Among 496 of the low-risk patients who were seen from 2005 onward, 82% chose LTT and only 3% choose TT. The other 15% left the decision up to the doctor.

A total of 122 low-risk patients ended up needing TT/RAI because they were found on ultrasound to have bilateral disease or coexisting Graves' disease. After 2005, 71% of the low-risk patients underwent lobectomy, 3% had subtotal thyroidectomy, and 24% had TT.

For the entire study period, 10-year cause-specific survival was 87% among the 791 low-risk patients who underwent LTT, compared with 91% for the TT group. That difference was not statistically significant (P = .61). Disease-free survival at 10 years was an identical 99% for both groups, Dr. Ebina reported.

Surgical complications were significantly more common with TT than with LTT, including hypothyroidism (100% vs 13%), transient hypoparathyroidism (41% vs 1%) and permanent hypoparathyroidism (7% vs 0.3%) (all P < .0001).

Predicting Recurrence: Risk Factors Play Important Role

Overall, recurrence rates were not significantly different between the low-risk LTT and TT groups. Recurrence in the remnant thyroid occurred in 4 patients (0.5%) in the LTT group vs none with TT (P = .34), lymph-node recurrence was 7% with LTT vs 6% with TT (P = .87), recurrence in the thyroid bed or other neck was 0.8% LTT vs 0% TT (P = .79), and at a distant site, 4% vs 3%, respectively (P = .45).
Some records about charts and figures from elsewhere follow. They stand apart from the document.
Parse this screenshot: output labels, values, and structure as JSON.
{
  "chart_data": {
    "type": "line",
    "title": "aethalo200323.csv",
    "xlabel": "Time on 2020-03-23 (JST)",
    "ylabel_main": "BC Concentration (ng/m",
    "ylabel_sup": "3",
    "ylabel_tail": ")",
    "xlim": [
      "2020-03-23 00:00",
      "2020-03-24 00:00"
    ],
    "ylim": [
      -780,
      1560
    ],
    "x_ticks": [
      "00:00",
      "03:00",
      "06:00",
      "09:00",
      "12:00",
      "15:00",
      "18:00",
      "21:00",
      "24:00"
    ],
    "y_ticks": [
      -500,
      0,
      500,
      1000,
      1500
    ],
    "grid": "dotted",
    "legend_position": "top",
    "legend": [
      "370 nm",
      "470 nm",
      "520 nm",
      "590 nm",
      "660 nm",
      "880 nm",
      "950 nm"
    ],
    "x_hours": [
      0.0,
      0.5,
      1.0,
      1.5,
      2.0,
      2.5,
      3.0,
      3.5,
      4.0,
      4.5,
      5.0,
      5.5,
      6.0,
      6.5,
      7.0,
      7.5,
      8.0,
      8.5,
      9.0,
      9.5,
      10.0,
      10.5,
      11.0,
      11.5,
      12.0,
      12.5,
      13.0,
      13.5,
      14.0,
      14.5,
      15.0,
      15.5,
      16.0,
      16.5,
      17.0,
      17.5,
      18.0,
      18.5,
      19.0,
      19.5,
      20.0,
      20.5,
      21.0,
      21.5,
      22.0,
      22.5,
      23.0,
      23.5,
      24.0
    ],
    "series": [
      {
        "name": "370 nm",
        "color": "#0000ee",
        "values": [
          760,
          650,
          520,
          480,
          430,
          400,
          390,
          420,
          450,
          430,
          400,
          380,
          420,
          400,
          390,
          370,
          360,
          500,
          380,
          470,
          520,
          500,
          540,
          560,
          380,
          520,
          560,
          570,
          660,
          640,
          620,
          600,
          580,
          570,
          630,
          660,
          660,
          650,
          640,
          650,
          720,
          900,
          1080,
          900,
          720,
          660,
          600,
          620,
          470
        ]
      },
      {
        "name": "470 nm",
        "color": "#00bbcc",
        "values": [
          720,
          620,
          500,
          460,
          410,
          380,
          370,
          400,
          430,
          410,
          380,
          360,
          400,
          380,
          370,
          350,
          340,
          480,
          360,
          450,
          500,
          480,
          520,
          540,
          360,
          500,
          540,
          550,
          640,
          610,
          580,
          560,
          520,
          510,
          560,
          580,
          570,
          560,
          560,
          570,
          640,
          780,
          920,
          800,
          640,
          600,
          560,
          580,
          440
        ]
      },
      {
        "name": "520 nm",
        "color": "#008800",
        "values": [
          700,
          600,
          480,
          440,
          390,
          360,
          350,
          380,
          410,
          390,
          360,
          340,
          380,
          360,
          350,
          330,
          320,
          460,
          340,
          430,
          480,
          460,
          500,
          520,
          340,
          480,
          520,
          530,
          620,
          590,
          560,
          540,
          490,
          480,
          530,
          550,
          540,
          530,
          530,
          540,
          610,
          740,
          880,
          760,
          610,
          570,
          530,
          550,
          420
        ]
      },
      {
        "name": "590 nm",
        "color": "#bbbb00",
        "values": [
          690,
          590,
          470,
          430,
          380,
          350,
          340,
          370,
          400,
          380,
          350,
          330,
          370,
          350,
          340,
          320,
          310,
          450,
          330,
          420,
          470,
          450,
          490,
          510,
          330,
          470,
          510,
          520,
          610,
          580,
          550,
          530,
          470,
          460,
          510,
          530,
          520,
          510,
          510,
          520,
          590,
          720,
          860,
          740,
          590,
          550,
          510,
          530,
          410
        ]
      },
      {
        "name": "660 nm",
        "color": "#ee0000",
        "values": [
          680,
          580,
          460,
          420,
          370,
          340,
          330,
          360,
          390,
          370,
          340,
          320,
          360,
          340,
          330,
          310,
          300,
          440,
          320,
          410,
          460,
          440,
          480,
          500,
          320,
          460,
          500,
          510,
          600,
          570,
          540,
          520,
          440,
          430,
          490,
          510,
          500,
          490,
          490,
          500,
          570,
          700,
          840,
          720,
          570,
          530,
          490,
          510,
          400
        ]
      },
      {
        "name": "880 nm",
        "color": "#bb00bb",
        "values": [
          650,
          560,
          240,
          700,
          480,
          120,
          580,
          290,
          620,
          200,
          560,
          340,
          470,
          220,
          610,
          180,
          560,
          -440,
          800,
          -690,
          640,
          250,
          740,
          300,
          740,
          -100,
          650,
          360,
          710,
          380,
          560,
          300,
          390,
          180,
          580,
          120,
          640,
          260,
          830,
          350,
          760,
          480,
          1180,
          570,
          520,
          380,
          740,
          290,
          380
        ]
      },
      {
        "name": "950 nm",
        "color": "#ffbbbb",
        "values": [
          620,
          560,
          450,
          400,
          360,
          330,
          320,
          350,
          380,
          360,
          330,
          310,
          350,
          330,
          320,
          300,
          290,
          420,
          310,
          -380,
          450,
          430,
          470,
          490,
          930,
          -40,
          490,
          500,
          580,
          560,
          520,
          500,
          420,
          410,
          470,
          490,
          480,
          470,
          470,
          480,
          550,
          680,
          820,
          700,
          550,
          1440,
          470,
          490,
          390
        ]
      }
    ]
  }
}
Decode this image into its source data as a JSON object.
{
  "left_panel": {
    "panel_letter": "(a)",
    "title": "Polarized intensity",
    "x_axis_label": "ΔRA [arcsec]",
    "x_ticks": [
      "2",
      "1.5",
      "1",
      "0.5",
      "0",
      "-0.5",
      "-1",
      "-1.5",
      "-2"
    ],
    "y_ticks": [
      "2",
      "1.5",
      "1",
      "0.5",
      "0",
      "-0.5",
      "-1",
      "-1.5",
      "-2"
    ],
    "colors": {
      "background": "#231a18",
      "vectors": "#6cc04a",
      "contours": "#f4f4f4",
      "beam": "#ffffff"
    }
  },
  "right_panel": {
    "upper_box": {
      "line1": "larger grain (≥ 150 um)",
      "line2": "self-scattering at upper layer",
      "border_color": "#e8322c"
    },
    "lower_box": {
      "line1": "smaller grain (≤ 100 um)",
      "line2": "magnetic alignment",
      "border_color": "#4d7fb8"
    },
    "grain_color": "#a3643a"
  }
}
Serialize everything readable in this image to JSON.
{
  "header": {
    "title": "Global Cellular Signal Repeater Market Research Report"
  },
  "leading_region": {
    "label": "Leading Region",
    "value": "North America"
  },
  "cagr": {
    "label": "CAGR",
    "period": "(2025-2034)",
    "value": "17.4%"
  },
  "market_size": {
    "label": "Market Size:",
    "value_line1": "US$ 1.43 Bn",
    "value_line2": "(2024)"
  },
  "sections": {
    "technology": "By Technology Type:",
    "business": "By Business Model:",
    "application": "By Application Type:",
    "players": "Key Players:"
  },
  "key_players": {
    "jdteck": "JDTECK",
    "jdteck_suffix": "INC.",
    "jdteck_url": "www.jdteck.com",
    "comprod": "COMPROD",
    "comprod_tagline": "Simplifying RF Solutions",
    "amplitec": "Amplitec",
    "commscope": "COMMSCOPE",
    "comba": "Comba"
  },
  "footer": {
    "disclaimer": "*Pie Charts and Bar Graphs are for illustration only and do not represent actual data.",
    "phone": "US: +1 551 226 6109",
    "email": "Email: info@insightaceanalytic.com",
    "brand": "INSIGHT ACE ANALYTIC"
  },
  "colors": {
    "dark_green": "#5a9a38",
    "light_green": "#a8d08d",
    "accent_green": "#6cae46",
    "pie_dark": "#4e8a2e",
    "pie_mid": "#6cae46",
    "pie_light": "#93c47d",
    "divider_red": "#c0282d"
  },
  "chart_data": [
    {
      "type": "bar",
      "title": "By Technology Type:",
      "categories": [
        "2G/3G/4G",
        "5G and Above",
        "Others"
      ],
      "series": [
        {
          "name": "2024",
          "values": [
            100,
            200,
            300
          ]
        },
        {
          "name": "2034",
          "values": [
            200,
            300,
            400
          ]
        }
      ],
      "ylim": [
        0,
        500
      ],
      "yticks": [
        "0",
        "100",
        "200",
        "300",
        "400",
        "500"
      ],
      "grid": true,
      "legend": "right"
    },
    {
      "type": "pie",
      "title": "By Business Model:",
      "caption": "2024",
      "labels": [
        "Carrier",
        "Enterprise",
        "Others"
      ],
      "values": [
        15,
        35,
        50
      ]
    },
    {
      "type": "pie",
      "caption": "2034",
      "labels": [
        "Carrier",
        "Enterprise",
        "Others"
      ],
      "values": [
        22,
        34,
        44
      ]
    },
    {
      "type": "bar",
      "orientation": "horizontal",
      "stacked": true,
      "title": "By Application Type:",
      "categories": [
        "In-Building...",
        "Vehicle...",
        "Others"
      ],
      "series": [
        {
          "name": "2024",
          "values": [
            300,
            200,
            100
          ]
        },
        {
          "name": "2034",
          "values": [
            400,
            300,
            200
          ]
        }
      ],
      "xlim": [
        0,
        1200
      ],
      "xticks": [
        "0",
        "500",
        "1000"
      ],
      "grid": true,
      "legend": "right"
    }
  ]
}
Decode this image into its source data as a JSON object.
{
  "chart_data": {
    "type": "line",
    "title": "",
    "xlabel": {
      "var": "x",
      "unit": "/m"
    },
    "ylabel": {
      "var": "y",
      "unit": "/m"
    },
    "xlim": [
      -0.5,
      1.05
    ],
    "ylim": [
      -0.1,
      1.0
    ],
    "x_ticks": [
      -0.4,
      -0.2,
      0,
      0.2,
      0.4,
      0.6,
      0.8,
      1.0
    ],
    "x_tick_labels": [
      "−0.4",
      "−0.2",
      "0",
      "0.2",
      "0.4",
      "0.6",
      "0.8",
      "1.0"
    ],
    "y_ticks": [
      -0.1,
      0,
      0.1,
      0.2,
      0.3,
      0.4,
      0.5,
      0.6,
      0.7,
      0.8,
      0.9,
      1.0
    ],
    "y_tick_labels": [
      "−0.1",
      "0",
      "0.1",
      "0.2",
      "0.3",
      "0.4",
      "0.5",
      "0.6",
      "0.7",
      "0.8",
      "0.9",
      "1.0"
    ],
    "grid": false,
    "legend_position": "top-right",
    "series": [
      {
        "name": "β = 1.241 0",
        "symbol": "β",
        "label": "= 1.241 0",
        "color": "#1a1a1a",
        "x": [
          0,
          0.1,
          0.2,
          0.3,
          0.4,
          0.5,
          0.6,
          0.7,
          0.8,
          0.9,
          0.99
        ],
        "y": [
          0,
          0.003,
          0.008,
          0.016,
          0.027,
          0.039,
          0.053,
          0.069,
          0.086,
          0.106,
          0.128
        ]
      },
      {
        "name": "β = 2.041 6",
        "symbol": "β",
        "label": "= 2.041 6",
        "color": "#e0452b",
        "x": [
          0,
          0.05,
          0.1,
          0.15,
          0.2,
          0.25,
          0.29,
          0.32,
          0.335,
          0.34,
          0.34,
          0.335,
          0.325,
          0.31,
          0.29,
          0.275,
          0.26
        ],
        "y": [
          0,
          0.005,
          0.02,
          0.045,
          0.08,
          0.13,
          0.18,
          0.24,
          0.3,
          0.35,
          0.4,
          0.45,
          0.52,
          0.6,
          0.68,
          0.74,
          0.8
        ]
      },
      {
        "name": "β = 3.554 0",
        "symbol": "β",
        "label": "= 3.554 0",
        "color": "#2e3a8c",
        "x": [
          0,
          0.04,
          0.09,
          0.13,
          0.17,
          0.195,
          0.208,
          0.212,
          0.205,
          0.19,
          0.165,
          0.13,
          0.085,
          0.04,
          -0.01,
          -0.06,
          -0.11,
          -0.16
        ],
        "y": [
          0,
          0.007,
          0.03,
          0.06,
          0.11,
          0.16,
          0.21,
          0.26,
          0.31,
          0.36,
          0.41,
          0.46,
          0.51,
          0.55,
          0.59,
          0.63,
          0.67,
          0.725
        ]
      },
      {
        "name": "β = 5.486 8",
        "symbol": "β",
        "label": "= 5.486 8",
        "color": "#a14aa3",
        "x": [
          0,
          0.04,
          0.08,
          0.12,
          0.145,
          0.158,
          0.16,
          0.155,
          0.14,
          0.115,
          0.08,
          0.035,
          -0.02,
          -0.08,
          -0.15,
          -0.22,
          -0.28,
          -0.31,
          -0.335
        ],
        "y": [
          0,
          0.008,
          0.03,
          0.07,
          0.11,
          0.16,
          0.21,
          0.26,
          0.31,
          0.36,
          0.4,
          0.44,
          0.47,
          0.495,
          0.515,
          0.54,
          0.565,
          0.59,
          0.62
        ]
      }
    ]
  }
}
On multivariate analysis, predictors of both lymph-node and distant recurrence in the low-risk PTC patients included age 60 or greater, tumor size 3 cm or greater, and lymph node metastases of 2 cm or greater (all P < .0001). Massive extrathyroidal invasion was also a significant predictor of lymph-node recurrence (P = .04).

Distant recurrence-free survival at 10 years was 98% for both the 407 low-risk patients with none of those risk factors and the 413 with one of the risk factors.

However, it dropped to 70% for the 147 low-risk patients with 2 or more of the factors (P < .0001), suggesting that "low-risk patients possessing the risk factors for distant recurrence would be candidates for a prospective study investigating the advantages of TT followed by RAI," Dr. Ebina concluded.

Dr. Shaha endorsed that idea, commenting, "You have subclassified certain low-risk patients who are truly high risk….The clinical evaluation at the time of surgery will tell you what [condition] is a bad actor in the low-risk [group] and be more aggressive. Be more aggressive in aggressive cancers. You don't need to be aggressive in the low-risk group."

Dr. Ebina and Dr. Shaha have no relevant financial relationships.

American Association of Endocrine Surgeons (AAES) 2014 Annual Meeting; April 29, 2014; Boston, Massachusetts. Abstract 34.